Non, bien sagement, Maximilian allait se contenter de rester assis là, en attendant qu’une infirmière, médecin, aide-soignant ou n’importe qui vienne s’enquérir de son sort, quitte à prendre la poudre d’escampette et à rentrer chez lui sans demander son reste si le personnel se trouvait trop débordé pour se pencher sur une blessure aussi bénigne que la sienne. Bêtement, lorsque l’ambulancier venu transporter tous les mal en point à l’hôpital lui avait demandé s’il avait des antécédents médicaux au niveau du crâne, il avait répondu oui, ce qui lui avait valu de se faire « embarquer » pour un ou deux examens bénins, afin de s’assurer que le coup reçu en plein visage n’avait pas fragilisé sa tête autrefois violemment malmenée dans l’accident ; une erreur de débutant, lors que deux aspirines, un sachet de glaçons et une bonne nuit de sommeil auraient certainement amplement suffi… Comme toujours, Hale ne démordait pas de cette certitude voulant que ce qu’il puisse bien avoir n’était jamais grave, tant sur le plan physique ou psychologique. Le vigoureux coup de poing qu’il avait reçu par hasard lors de cette rixe dans le bar qu’il devait expérimenter pour une prochaine chronique ? La faute à pas de chance, et au final pas de quoi en faire un plat. Certes, la contusion se développant lentement mais sûrement sur sa pommette n’était pas très esthétique, et la teinte violacée se propageant sous son œil, juste au-dessus de la chair gonflée, présageait qu’il écoperait peut-être d’un simili œil au beurre noir… Mais bon, qui ne se blessait jamais ! Il n’y avait pas besoin d’avoir un tempérament de bagarreur pour se retrouver en mauvaise posture : une ruelle isolée, en pleine nuit, et un pickpocket désireux de vous délester manu militari de votre téléphone et de votre portefeuille… Bon, pour le coup, l’aventure de Max se révélait bien moins truculente à raconter, quoi que le résultat, au final, soit assez approchant.

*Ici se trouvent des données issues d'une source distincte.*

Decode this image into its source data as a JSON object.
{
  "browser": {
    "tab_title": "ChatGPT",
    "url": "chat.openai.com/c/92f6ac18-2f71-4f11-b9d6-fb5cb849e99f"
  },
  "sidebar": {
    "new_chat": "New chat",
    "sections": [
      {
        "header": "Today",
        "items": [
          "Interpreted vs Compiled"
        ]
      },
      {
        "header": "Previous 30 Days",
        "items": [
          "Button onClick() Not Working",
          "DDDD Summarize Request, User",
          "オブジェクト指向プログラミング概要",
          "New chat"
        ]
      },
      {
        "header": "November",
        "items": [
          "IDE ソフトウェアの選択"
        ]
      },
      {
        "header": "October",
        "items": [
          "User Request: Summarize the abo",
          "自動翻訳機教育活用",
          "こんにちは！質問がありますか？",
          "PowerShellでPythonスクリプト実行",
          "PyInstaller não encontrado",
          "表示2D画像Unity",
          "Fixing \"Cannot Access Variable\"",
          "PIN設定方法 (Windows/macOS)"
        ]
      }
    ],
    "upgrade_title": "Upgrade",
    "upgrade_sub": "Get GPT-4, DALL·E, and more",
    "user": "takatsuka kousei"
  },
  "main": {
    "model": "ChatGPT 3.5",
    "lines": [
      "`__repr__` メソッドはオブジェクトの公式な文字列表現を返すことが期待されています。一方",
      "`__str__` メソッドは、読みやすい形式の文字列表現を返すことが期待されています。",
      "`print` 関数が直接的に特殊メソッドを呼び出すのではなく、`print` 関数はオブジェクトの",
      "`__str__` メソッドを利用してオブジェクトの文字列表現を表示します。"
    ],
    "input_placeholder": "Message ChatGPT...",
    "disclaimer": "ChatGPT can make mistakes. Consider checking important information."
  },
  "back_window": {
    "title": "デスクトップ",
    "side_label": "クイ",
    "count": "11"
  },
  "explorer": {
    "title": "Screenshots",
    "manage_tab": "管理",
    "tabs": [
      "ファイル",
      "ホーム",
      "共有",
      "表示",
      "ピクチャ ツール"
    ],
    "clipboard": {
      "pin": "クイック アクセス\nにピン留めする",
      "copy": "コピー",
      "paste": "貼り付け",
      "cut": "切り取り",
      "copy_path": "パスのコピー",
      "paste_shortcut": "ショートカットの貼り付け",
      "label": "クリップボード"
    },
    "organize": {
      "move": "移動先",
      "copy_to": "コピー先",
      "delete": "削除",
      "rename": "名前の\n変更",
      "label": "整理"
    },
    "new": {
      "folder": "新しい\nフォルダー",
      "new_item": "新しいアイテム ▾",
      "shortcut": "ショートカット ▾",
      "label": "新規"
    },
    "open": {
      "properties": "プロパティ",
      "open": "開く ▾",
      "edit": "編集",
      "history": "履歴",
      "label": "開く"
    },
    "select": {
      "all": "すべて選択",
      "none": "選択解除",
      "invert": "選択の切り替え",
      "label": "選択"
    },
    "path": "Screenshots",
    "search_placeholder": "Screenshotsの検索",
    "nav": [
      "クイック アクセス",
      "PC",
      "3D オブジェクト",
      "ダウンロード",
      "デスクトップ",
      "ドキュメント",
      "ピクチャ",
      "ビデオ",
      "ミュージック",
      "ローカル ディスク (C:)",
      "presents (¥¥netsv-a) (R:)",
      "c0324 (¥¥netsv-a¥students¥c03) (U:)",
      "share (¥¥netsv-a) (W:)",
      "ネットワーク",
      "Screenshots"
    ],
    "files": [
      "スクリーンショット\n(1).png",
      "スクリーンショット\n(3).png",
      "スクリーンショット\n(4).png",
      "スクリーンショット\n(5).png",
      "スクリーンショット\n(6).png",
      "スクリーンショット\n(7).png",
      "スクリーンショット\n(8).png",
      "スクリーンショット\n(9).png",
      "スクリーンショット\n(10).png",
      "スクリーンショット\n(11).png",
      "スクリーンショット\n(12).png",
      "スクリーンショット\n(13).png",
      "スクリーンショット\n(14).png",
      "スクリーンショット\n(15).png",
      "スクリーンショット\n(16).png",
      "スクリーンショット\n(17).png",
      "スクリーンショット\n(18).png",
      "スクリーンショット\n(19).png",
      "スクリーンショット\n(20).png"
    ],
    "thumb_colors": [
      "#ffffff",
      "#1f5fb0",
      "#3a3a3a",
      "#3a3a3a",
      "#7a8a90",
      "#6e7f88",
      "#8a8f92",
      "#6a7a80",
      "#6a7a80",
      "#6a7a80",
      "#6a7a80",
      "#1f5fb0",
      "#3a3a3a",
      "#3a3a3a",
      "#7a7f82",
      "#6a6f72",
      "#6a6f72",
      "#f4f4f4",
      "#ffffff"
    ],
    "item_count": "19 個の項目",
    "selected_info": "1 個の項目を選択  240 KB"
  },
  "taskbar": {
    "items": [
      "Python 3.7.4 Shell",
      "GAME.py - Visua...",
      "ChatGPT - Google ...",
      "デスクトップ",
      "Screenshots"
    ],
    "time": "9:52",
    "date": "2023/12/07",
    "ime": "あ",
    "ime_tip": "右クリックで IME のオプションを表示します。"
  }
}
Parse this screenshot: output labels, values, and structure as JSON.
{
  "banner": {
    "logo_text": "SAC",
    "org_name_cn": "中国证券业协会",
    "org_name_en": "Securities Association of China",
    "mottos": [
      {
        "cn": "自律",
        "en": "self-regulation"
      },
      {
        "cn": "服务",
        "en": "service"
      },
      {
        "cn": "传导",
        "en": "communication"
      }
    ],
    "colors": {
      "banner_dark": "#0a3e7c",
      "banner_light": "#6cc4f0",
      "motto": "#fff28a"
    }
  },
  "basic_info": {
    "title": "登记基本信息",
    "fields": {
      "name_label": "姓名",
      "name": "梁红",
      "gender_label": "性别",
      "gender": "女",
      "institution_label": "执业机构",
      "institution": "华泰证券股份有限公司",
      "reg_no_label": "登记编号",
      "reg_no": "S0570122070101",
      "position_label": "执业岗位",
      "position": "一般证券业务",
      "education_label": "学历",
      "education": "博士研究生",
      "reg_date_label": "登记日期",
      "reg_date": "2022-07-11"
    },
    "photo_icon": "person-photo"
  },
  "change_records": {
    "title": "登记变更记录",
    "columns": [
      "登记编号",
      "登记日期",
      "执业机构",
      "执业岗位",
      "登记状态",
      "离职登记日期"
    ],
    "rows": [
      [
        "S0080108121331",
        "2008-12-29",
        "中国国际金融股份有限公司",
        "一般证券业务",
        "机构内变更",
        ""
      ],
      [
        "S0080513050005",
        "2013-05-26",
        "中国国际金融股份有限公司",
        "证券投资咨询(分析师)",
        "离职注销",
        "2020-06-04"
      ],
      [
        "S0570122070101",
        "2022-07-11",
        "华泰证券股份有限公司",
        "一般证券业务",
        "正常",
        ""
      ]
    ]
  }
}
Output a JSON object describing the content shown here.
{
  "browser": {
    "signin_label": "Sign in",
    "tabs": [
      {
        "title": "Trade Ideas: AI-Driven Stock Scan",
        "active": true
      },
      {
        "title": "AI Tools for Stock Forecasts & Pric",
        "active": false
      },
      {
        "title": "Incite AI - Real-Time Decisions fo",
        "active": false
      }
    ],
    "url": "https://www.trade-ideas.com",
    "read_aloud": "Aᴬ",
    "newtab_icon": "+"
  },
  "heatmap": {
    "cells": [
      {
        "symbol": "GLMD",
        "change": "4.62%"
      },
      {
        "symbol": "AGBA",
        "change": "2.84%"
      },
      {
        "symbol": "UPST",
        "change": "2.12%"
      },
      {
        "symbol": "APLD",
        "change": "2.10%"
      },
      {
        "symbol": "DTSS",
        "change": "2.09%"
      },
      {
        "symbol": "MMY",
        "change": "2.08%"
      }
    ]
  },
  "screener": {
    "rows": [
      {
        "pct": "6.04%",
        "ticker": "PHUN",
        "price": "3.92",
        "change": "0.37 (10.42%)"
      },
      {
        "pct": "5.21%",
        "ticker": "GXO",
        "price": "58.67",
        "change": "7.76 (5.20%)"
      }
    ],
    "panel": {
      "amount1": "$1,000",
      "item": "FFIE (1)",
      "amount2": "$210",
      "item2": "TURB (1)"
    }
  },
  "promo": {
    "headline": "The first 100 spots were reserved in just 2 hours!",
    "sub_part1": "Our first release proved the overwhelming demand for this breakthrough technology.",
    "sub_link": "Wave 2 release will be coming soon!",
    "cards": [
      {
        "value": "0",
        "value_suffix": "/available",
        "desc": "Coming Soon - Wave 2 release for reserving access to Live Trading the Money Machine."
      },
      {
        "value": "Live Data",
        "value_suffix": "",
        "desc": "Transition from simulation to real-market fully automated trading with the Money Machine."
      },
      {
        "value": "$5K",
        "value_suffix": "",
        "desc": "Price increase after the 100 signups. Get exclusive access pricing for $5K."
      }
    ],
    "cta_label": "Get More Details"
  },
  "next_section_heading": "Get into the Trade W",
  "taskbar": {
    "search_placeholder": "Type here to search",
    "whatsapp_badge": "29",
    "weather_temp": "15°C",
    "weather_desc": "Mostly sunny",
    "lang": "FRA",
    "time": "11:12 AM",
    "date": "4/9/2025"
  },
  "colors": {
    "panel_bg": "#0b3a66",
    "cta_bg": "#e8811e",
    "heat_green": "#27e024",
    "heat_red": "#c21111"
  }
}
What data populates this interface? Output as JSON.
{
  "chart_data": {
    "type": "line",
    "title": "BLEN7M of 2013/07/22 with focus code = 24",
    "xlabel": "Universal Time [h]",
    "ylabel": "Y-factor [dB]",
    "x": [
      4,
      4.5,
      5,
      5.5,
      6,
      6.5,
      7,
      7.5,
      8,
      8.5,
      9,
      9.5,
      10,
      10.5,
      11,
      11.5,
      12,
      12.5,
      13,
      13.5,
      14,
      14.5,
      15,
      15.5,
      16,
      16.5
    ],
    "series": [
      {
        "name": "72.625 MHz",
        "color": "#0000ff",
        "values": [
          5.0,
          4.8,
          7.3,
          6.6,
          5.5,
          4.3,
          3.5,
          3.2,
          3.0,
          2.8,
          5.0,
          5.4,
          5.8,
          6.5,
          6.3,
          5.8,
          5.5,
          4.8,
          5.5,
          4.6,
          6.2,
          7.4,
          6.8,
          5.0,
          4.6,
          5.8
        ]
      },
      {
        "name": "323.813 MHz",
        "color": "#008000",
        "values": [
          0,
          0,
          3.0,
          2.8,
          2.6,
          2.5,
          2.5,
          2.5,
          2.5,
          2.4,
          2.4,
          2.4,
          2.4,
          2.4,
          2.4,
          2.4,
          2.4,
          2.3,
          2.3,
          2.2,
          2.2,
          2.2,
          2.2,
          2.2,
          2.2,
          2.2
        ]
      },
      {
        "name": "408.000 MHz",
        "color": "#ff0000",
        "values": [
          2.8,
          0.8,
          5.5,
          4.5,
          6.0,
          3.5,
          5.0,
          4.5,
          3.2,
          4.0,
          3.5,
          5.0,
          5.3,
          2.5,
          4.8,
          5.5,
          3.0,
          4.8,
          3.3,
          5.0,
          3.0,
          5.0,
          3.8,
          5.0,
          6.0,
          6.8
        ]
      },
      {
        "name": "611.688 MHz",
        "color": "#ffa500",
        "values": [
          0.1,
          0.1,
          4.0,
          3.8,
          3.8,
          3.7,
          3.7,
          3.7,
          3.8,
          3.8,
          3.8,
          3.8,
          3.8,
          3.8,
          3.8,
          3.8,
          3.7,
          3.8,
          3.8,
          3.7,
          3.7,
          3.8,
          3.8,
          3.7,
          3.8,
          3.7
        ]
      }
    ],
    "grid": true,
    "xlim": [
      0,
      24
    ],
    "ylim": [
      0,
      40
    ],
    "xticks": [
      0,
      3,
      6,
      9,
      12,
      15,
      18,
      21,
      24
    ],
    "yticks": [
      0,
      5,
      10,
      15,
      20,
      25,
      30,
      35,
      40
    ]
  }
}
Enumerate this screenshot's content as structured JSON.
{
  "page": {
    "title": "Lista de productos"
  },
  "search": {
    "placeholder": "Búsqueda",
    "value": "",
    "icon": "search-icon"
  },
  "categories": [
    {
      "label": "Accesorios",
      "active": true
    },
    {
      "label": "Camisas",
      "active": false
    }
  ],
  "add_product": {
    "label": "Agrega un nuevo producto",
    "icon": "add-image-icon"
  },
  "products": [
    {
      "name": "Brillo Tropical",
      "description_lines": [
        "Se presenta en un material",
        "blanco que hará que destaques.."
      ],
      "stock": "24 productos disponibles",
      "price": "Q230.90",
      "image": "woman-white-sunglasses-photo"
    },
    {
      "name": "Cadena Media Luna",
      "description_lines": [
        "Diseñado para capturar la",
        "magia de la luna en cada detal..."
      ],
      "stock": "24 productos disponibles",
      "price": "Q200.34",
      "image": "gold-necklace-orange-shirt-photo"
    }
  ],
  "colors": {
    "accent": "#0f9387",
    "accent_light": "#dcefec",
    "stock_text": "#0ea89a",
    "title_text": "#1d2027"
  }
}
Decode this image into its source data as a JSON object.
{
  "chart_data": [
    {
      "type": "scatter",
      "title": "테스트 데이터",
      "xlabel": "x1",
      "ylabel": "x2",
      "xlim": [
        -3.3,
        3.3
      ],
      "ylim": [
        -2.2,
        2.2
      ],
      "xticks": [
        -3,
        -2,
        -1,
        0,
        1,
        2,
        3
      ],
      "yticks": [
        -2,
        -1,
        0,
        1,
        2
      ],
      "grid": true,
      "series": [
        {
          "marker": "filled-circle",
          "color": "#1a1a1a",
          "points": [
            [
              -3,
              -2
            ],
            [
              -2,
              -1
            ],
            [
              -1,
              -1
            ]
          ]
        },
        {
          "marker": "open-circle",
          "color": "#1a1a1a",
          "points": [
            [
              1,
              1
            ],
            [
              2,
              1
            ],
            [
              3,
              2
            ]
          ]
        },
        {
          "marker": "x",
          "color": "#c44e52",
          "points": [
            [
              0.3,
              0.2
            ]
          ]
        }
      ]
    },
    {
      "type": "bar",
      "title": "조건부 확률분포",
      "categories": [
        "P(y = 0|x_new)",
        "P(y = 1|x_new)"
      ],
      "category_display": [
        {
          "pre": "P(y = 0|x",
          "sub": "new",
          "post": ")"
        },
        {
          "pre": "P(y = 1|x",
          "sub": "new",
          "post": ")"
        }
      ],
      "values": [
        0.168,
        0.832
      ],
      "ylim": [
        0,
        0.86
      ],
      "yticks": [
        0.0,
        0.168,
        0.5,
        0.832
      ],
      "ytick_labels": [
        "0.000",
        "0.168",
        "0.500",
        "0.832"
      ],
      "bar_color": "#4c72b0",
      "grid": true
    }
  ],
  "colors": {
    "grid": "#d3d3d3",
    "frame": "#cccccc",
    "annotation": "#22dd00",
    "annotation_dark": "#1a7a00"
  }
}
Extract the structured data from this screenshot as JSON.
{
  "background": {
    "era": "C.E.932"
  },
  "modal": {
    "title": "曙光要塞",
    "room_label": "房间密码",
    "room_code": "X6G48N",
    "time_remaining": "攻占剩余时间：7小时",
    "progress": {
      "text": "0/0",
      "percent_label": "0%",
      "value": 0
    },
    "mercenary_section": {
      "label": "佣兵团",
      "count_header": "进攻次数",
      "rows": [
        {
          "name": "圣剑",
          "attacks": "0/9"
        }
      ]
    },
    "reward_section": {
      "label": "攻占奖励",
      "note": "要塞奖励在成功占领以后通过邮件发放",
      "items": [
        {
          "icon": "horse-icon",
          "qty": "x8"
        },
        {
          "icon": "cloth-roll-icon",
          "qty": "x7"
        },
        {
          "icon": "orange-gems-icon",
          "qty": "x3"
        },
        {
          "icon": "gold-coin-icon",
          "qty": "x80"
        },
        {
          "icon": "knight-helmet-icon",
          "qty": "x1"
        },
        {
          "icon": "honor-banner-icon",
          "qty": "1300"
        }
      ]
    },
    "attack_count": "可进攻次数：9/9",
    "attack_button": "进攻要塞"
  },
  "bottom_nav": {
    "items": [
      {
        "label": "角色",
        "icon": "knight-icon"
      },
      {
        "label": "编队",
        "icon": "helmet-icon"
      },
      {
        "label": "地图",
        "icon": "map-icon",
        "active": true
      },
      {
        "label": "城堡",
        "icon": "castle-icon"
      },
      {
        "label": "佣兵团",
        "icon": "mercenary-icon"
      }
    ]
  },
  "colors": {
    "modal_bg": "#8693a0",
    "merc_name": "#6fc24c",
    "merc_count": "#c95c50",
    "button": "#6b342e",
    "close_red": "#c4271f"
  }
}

Une bagarre avait éclaté dans ce fameux bar, où jusque-là le Californien passait une très bonne soirée ; perdu dans ses pensées, déjà tout à la future rédaction de son article, il n’avait compris ce qui se passait que lorsque les choses avaient commencé à sérieusement dégénérer. Impossible de dire par qui tout ceci avait démarré, ni la raison exacte ayant mis le feu aux poudres : sans doute par effet de ricochet, une grande partie des clients s’étaient joint à la fête, obligeant celles et ceux ne souhaitant pas participer à se réfugier comme ils avaient pu dans les coins les plus éloignés de la salle… Un homme devant lui s’était baissé juste à temps pour éviter un formidable crochet du droit, que Hale n’avait pas vu venir. Le choc l’avait presque mis K.O, un son strident avait envahi son crâne alors que ses tympans vibraient comme des cloches à l’heure de la sortie de la messe, peu avant qu’une douleur diffuse emplisse son esprit au point de rendre le monde autour de lui  flou, ouaté, presque aussi lointain que lors de ses crises d’angoisse. Heureusement, une bonne âme l’avait rattrapé tant bien que mal et maintenu sur ses deux pieds chancelants, ce qui lui avait évité de se retrouver étalé de tout son long –une nouvelle fois-, une touche de ridicule supplémentaire à sa superbe prestation de malchanceux chronique. Deux ambulances, arrivée en même temps qu’une voiture de police, avaient évacué les blessés, les plus sérieux étant emmené à grand renfort de sirènes hurlantes, les autres, comme Max, étant invités à s’installer comme dans un bus dans la seconde ou à se rendre à l’hôpital par leurs propres moyens afin d’examiner leurs plaies moins sévères.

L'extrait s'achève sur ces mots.